Harding Shelton, Inc. v. Prospective Inv. Trading Co., Ltd., 2005 OK CIV APP 88, ¶ 28, 123 P.3d 56, 64 (citations omitted). Equitable estoppel prohibits the Tuckers from asserting a legal position (specifically that the road is a private road and has not been dedicated to the County) that is inconsistent with their earlier actions.
¶ 15 The County's acts of relocating the road and maintaining it at the County's expense constitute an effective acceptance of the dedication. See Henry, 1964 OK 37 at ¶¶ 19-21, 391 P.2d at 796 (sustaining the trial court's finding of an implied dedication where the evidence revealed that the county built the road, maintained the; road on occasion and anybody who wanted to use the road used it); see also Kelly v. City of Bethany, 1978 OK 163, ¶ 15, 588 P.2d 567, 571 (recognizing that acceptance by a municipality may be evidenced by the "municipality's improving, repairing or other act indicating dominion over the dedicated property"). Once accepted by the County, the Tuckers could no longer revoke the dedication. See Board of County Comm'rs of Rogers County v. Cottingim, 1969 OK 5, ¶ 16, 448 P.2d 1014, 1017.

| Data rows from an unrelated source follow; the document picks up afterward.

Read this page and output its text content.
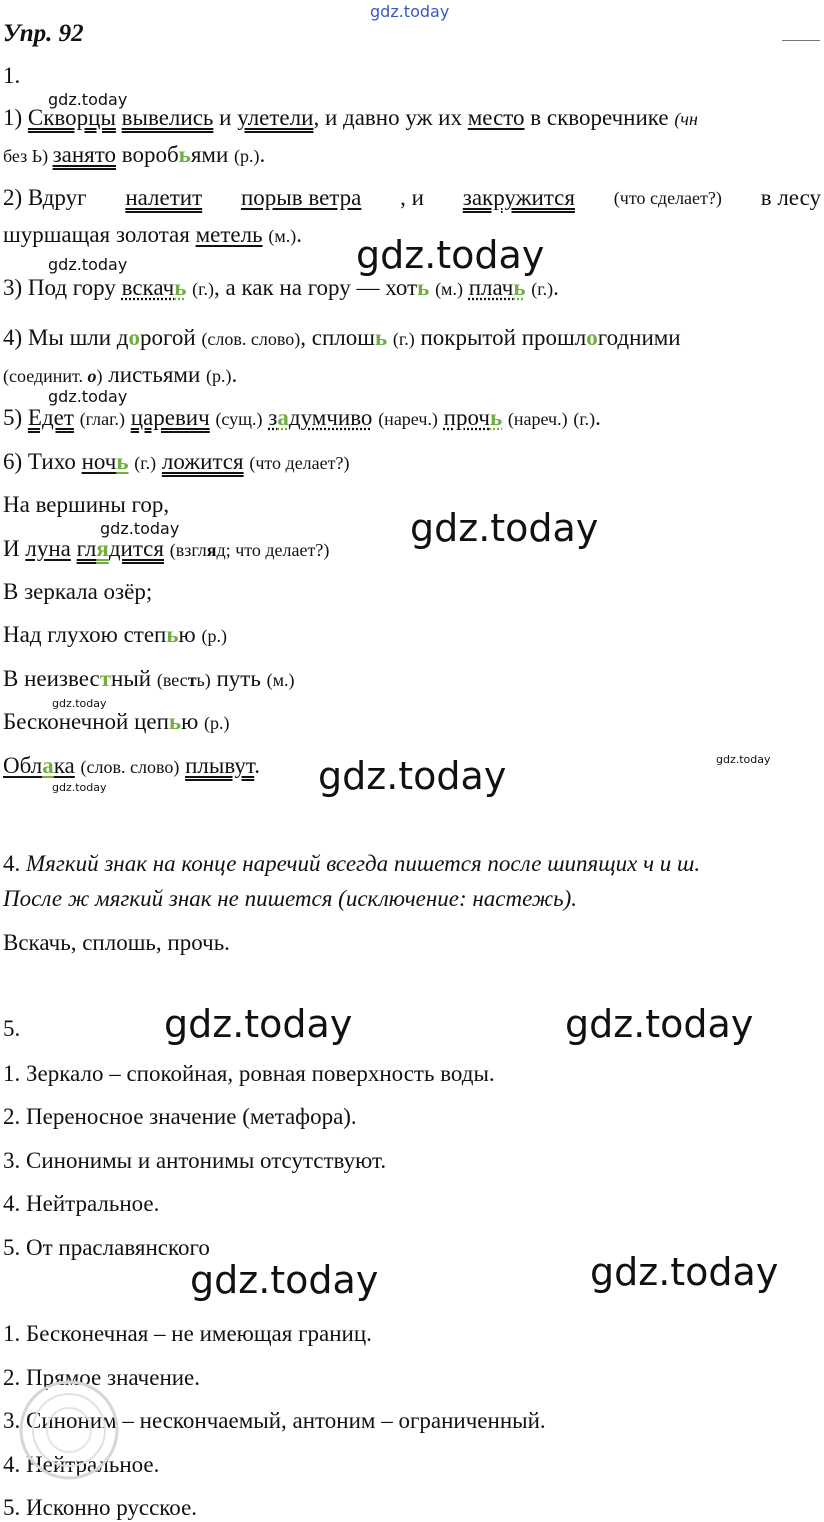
gdz.today
Упр. 92
1.
1) Скворцы вывелись и улетели, и давно уж их место в скворечнике (чн
без Ь) занято воробьями (р.).
2) Вдруг налетит порыв ветра , и закружится (что сделает?) в лесу
шуршащая золотая метель (м.).
3) Под гору вскачь (г.), а как на гору — хоть (м.) плачь (г.).
4) Мы шли дорогой (слов. слово), сплошь (г.) покрытой прошлогодними
(соединит. о) листьями (р.).
5) Едет (глаг.) царевич (сущ.) задумчиво (нареч.) прочь (нареч.) (г.).
6) Тихо ночь (г.) ложится (что делает?)
На вершины гор,
И луна глядится (взгляд; что делает?)
В зеркала озёр;
Над глухою степью (р.)
В неизвестный (весть) путь (м.)
Бесконечной цепью (р.)
Облака (слов. слово) плывут.
4. Мягкий знак на конце наречий всегда пишется после шипящих ч и ш.
После ж мягкий знак не пишется (исключение: настежь).
Вскачь, сплошь, прочь.
5.
1. Зеркало – спокойная, ровная поверхность воды.
2. Переносное значение (метафора).
3. Синонимы и антонимы отсутствуют.
4. Нейтральное.
5. От праславянского
1. Бесконечная – не имеющая границ.
2. Прямое значение.
3. Синоним – нескончаемый, антоним – ограниченный.
4. Нейтральное.
5. Исконно русское.
gdz.today
gdz.today
gdz.today
gdz.today
gdz.today	gdz.today
gdz.today
gdz.today	gdz.today	gdz.today
gdz.today	gdz.today
gdz.today	gdz.today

¶ 16 If the County, through one or more of its commissioners, voluntarily expended public funds to relocate a private road 20 feet north of its then location and expended public funds to maintain such a road, this could constitute a violation of the Oklahoma Constitution, art. 10, § 14(A) which states, in pertinent part, "taxes shall be levied and collected by general laws, and for public purposes only." "For public purposes only" in this context has been construed to mean the money "must be expended for the public good." Orthopedic Hosp. of Oklahoma v. Oklahoma State Dep't of Health, 2005 OK CIV APP 43, ¶ 7, 118 P.3d 216, 221 (citation omitted).

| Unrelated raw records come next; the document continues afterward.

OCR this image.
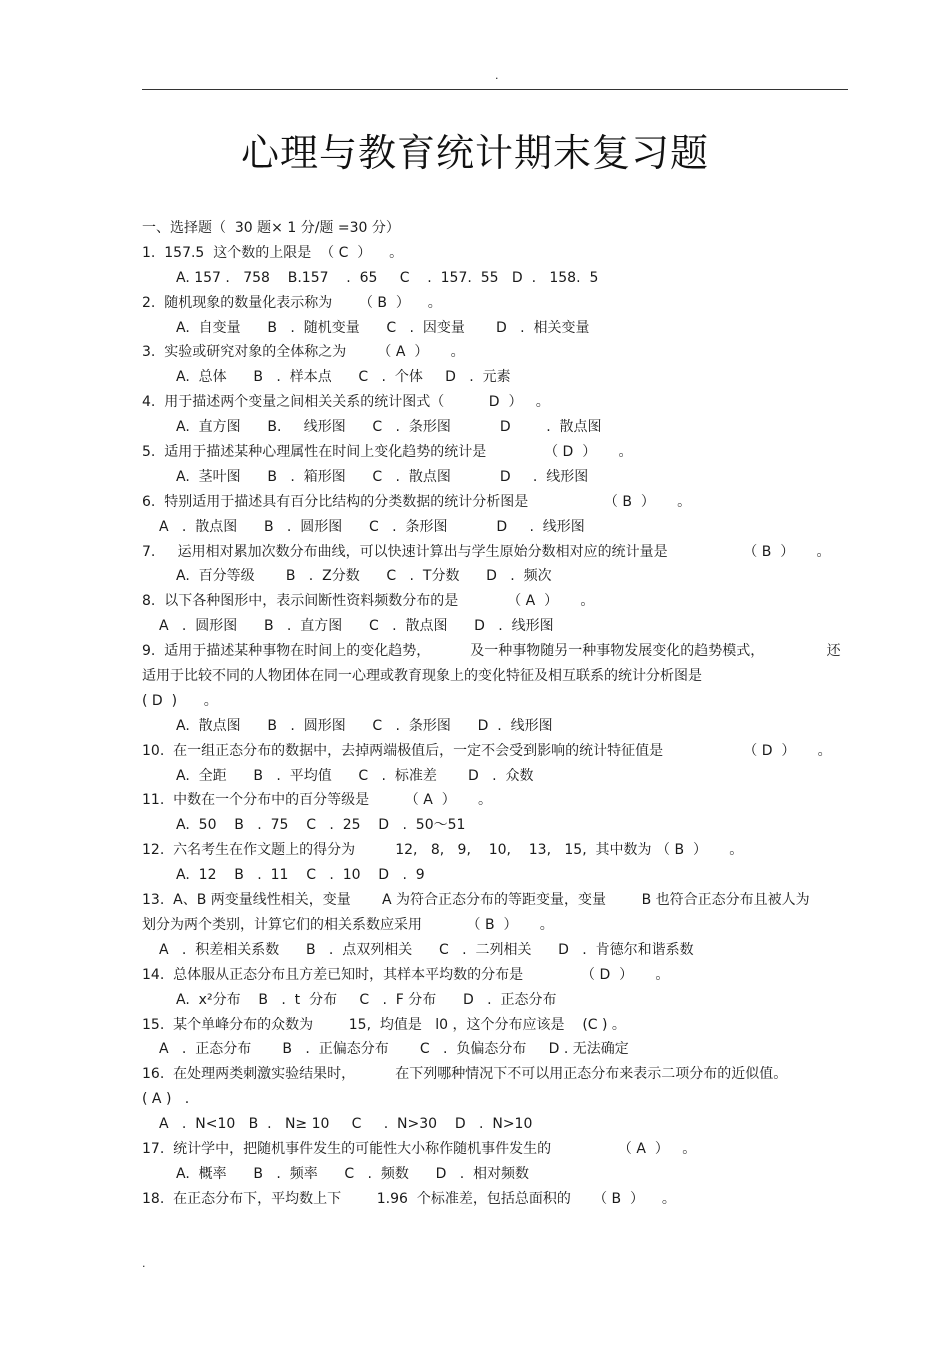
.
心理与教育统计期末复习题
一、选择题（  30 题× 1 分/题 =30 分）
1.  157.5  这个数的上限是  （ C  ）    。
A. 157 .   758    B.157    .  65     C    .  157.  55   D  .   158.  5
2.  随机现象的数量化表示称为      （ B  ）    。
A.  自变量      B   .  随机变量      C   .  因变量       D   .  相关变量
3.  实验或研究对象的全体称之为       （ A  ）     。
A.  总体      B   .  样本点      C   .  个体     D   .  元素
4.  用于描述两个变量之间相关关系的统计图式（          D  ）   。
A.  直方图      B.     线形图      C   .  条形图           D        .  散点图
5.  适用于描述某种心理属性在时间上变化趋势的统计是             （ D  ）     。
A.  茎叶图      B   .  箱形图      C   .  散点图           D     .  线形图
6.  特别适用于描述具有百分比结构的分类数据的统计分析图是                 （ B  ）     。
A   .  散点图      B   .  圆形图      C   .  条形图           D     .  线形图
7.     运用相对累加次数分布曲线，可以快速计算出与学生原始分数相对应的统计量是                 （ B  ）     。
A.  百分等级       B   .  Z分数      C   .  T分数      D   .  频次
8.  以下各种图形中，表示间断性资料频数分布的是           （ A  ）     。
A   .  圆形图      B   .  直方图      C   .  散点图      D   .  线形图
9.  适用于描述某种事物在时间上的变化趋势，         及一种事物随另一种事物发展变化的趋势模式，              还
适用于比较不同的人物团体在同一心理或教育现象上的变化特征及相互联系的统计分析图是
( D  )      。
A.  散点图      B   .  圆形图      C   .  条形图      D  .  线形图
10.  在一组正态分布的数据中，去掉两端极值后，一定不会受到影响的统计特征值是                  （ D  ）     。
A.  全距      B   .  平均值      C   .  标准差       D   .  众数
11.  中数在一个分布中的百分等级是        （ A  ）     。
A.  50    B   .  75    C   .  25    D   .  50～51
12.  六名考生在作文题上的得分为         12,   8,   9,    10,    13,   15,  其中数为 （ B  ）     。
A.  12    B   .  11    C   .  10    D   .  9
13.  A、B 两变量线性相关，变量       A 为符合正态分布的等距变量，变量        B 也符合正态分布且被人为
划分为两个类别，计算它们的相关系数应采用          （ B  ）     。
A   .  积差相关系数      B   .  点双列相关      C   .  二列相关      D   .  肯德尔和谐系数
14.  总体服从正态分布且方差已知时，其样本平均数的分布是             （ D  ）     。
A.  x²分布    B   .  t  分布     C   .  F 分布      D   .  正态分布
15.  某个单峰分布的众数为        15,  均值是   l0 ，这个分布应该是    (C ) 。
A   .  正态分布       B   .  正偏态分布       C   .  负偏态分布     D . 无法确定
16.  在处理两类刺激实验结果时，         在下列哪种情况下不可以用正态分布来表示二项分布的近似值。
( A )   .
A   .  N<10   B  .   N≥ 10     C     .  N>30    D   .  N>10
17.  统计学中，把随机事件发生的可能性大小称作随机事件发生的               （ A  ）   。
A.  概率      B   .  频率      C   .  频数      D   .  相对频数
18.  在正态分布下，平均数上下        1.96  个标准差，包括总面积的     （ B  ）    。
.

¶ 17 Such actions may also violate Article 10, Sections 15, 17, and 19 of the Oklahoma Constitution, which prohibit gifts of public monies to individuals (Section 15), appropriations of public money to individuals (Section 17), and using tax revenue collected for one purpose for another purpose (Section 19). The use of county funds and resources to establish, enhance, or maintain purely private property or interests also raises questions under the qui tam provisions of 62 O.S.2001 §§ 372-373 which prohibit the unauthorized, unlawful and fraudulent payment or transfer of government money or property. See State v. Bailey, 1956 OK 103, 295 P.2d 763. Under the facts presented, the County could lawfully move and maintain this road only if it were a County road open to public use.

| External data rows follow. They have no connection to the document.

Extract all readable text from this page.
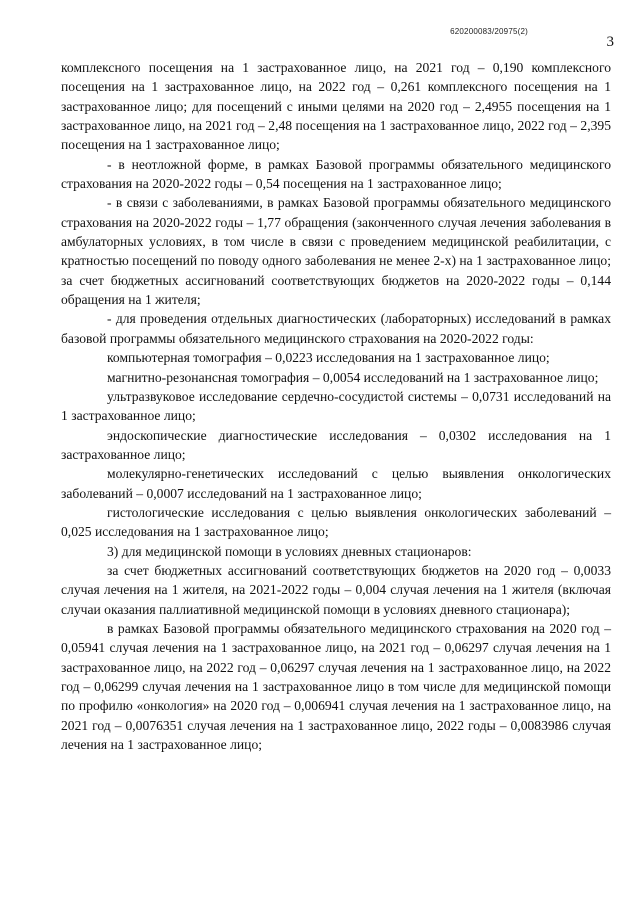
620200083/20975(2)
3

комплексного посещения на 1 застрахованное лицо, на 2021 год – 0,190 комплексного посещения на 1 застрахованное лицо, на 2022 год – 0,261 комплексного посещения на 1 застрахованное лицо; для посещений с иными целями на 2020 год – 2,4955 посещения на 1 застрахованное лицо, на 2021 год – 2,48 посещения на 1 застрахованное лицо, 2022 год – 2,395 посещения на 1 застрахованное лицо;

- в неотложной форме, в рамках Базовой программы обязательного медицинского страхования на 2020-2022 годы – 0,54 посещения на 1 застрахованное лицо;

- в связи с заболеваниями, в рамках Базовой программы обязательного медицинского страхования на 2020-2022 годы – 1,77 обращения (законченного случая лечения заболевания в амбулаторных условиях, в том числе в связи с проведением медицинской реабилитации, с кратностью посещений по поводу одного заболевания не менее 2-х) на 1 застрахованное лицо; за счет бюджетных ассигнований соответствующих бюджетов на 2020-2022 годы – 0,144 обращения на 1 жителя;

- для проведения отдельных диагностических (лабораторных) исследований в рамках базовой программы обязательного медицинского страхования на 2020-2022 годы:

компьютерная томография – 0,0223 исследования на 1 застрахованное лицо;

магнитно-резонансная томография – 0,0054 исследований на 1 застрахованное лицо;

ультразвуковое исследование сердечно-сосудистой системы – 0,0731 исследований на 1 застрахованное лицо;

эндоскопические диагностические исследования – 0,0302 исследования на 1 застрахованное лицо;

молекулярно-генетических исследований с целью выявления онкологических заболеваний – 0,0007 исследований на 1 застрахованное лицо;

гистологические исследования с целью выявления онкологических заболеваний – 0,025 исследования на 1 застрахованное лицо;

3) для медицинской помощи в условиях дневных стационаров:

за счет бюджетных ассигнований соответствующих бюджетов на 2020 год – 0,0033 случая лечения на 1 жителя, на 2021-2022 годы – 0,004 случая лечения на 1 жителя (включая случаи оказания паллиативной медицинской помощи в условиях дневного стационара);

в рамках Базовой программы обязательного медицинского страхования на 2020 год – 0,05941 случая лечения на 1 застрахованное лицо, на 2021 год – 0,06297 случая лечения на 1 застрахованное лицо, на 2022 год – 0,06297 случая лечения на 1 застрахованное лицо, на 2022 год – 0,06299 случая лечения на 1 застрахованное лицо в том числе для медицинской помощи по профилю «онкология» на 2020 год – 0,006941 случая лечения на 1 застрахованное лицо, на 2021 год – 0,0076351 случая лечения на 1 застрахованное лицо, 2022 годы – 0,0083986 случая лечения на 1 застрахованное лицо;
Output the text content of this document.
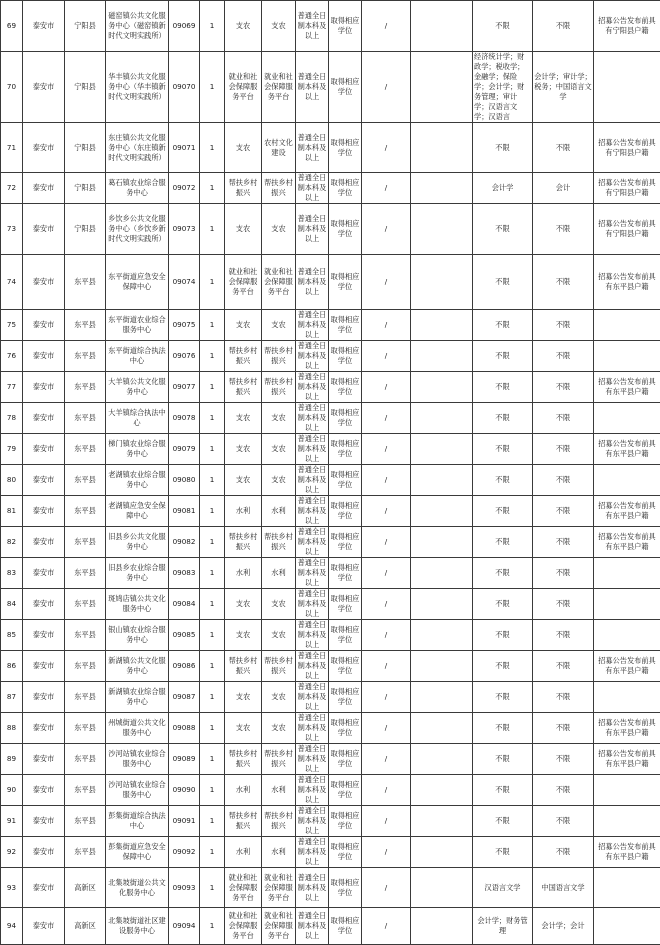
69	泰安市	宁阳县	磁窑镇公共文化服务中心（磁窑镇新时代文明实践所）	09069	1	支农	支农	普通全日制本科及以上	取得相应学位	/		不限	不限	招募公告发布前具有宁阳县户籍
70	泰安市	宁阳县	华丰镇公共文化服务中心（华丰镇新时代文明实践所）	09070	1	就业和社会保障服务平台	就业和社会保障服务平台	普通全日制本科及以上	取得相应学位	/		经济统计学；财政学；税收学；金融学；保险学；会计学；财务管理；审计学；汉语言文学；汉语言	会计学；审计学；税务；中国语言文学	
71	泰安市	宁阳县	东庄镇公共文化服务中心（东庄镇新时代文明实践所）	09071	1	支农	农村文化建设	普通全日制本科及以上	取得相应学位	/		不限	不限	招募公告发布前具有宁阳县户籍
72	泰安市	宁阳县	葛石镇农业综合服务中心	09072	1	帮扶乡村振兴	帮扶乡村振兴	普通全日制本科及以上	取得相应学位	/		会计学	会计	招募公告发布前具有宁阳县户籍
73	泰安市	宁阳县	乡饮乡公共文化服务中心（乡饮乡新时代文明实践所）	09073	1	支农	支农	普通全日制本科及以上	取得相应学位	/		不限	不限	招募公告发布前具有宁阳县户籍
74	泰安市	东平县	东平街道应急安全保障中心	09074	1	就业和社会保障服务平台	就业和社会保障服务平台	普通全日制本科及以上	取得相应学位	/		不限	不限	招募公告发布前具有东平县户籍
75	泰安市	东平县	东平街道农业综合服务中心	09075	1	支农	支农	普通全日制本科及以上	取得相应学位	/		不限	不限	
76	泰安市	东平县	东平街道综合执法中心	09076	1	帮扶乡村振兴	帮扶乡村振兴	普通全日制本科及以上	取得相应学位	/		不限	不限	
77	泰安市	东平县	大羊镇公共文化服务中心	09077	1	帮扶乡村振兴	帮扶乡村振兴	普通全日制本科及以上	取得相应学位	/		不限	不限	招募公告发布前具有东平县户籍
78	泰安市	东平县	大羊镇综合执法中心	09078	1	支农	支农	普通全日制本科及以上	取得相应学位	/		不限	不限	
79	泰安市	东平县	梯门镇农业综合服务中心	09079	1	支农	支农	普通全日制本科及以上	取得相应学位	/		不限	不限	招募公告发布前具有东平县户籍
80	泰安市	东平县	老湖镇农业综合服务中心	09080	1	支农	支农	普通全日制本科及以上	取得相应学位	/		不限	不限	
81	泰安市	东平县	老湖镇应急安全保障中心	09081	1	水利	水利	普通全日制本科及以上	取得相应学位	/		不限	不限	招募公告发布前具有东平县户籍
82	泰安市	东平县	旧县乡公共文化服务中心	09082	1	帮扶乡村振兴	帮扶乡村振兴	普通全日制本科及以上	取得相应学位	/		不限	不限	招募公告发布前具有东平县户籍
83	泰安市	东平县	旧县乡农业综合服务中心	09083	1	水利	水利	普通全日制本科及以上	取得相应学位	/		不限	不限	
84	泰安市	东平县	斑鸠店镇公共文化服务中心	09084	1	支农	支农	普通全日制本科及以上	取得相应学位	/		不限	不限	
85	泰安市	东平县	银山镇农业综合服务中心	09085	1	支农	支农	普通全日制本科及以上	取得相应学位	/		不限	不限	
86	泰安市	东平县	新湖镇公共文化服务中心	09086	1	帮扶乡村振兴	帮扶乡村振兴	普通全日制本科及以上	取得相应学位	/		不限	不限	招募公告发布前具有东平县户籍
87	泰安市	东平县	新湖镇农业综合服务中心	09087	1	支农	支农	普通全日制本科及以上	取得相应学位	/		不限	不限	
88	泰安市	东平县	州城街道公共文化服务中心	09088	1	支农	支农	普通全日制本科及以上	取得相应学位	/		不限	不限	招募公告发布前具有东平县户籍
89	泰安市	东平县	沙河站镇农业综合服务中心	09089	1	帮扶乡村振兴	帮扶乡村振兴	普通全日制本科及以上	取得相应学位	/		不限	不限	招募公告发布前具有东平县户籍
90	泰安市	东平县	沙河站镇农业综合服务中心	09090	1	水利	水利	普通全日制本科及以上	取得相应学位	/		不限	不限	
91	泰安市	东平县	彭集街道综合执法中心	09091	1	帮扶乡村振兴	帮扶乡村振兴	普通全日制本科及以上	取得相应学位	/		不限	不限	
92	泰安市	东平县	彭集街道应急安全保障中心	09092	1	水利	水利	普通全日制本科及以上	取得相应学位	/		不限	不限	招募公告发布前具有东平县户籍
93	泰安市	高新区	北集坡街道公共文化服务中心	09093	1	就业和社会保障服务平台	就业和社会保障服务平台	普通全日制本科及以上	取得相应学位	/		汉语言文学	中国语言文学	
94	泰安市	高新区	北集坡街道社区建设服务中心	09094	1	就业和社会保障服务平台	就业和社会保障服务平台	普通全日制本科及以上	取得相应学位	/		会计学；财务管理	会计学；会计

¶ 18 When we consider the particular circumstances of this case, the trial court's judgment was not clearly against the weight of the evidence. While the Tuckers, including Billy Joe, their predecessor in interest, deny that they took part in any meeting with the County about where the road should be relocated, other parties to the action, including another defendant, testified to the contrary.
¶ 19 The Tuckers' actions, and those of their predecessors in interest, on which the County and the Bowens relied, contradict their testimony. In equitable matters, such as injunctions, the trial court determines the credibility of the witnesses as well as the weight and value to be given their testimony, and we will not find fault with the trial court's determination unless clearly against the weight of the evidence. James, 1999 OK CIV APP 47 at ¶ 7, 978 P.2d at 1003.
CONCLUSION
¶ 20 The trial court's conclusion in finding that an implied dedication occurred and in granting a permanent injunction based on that finding is not against the clear weight of the evidence, and we therefore affirm the decision of the trial court.
¶ 21 AFFIRMED.
RAPP, C.J., and FISCHER, P.J., concur.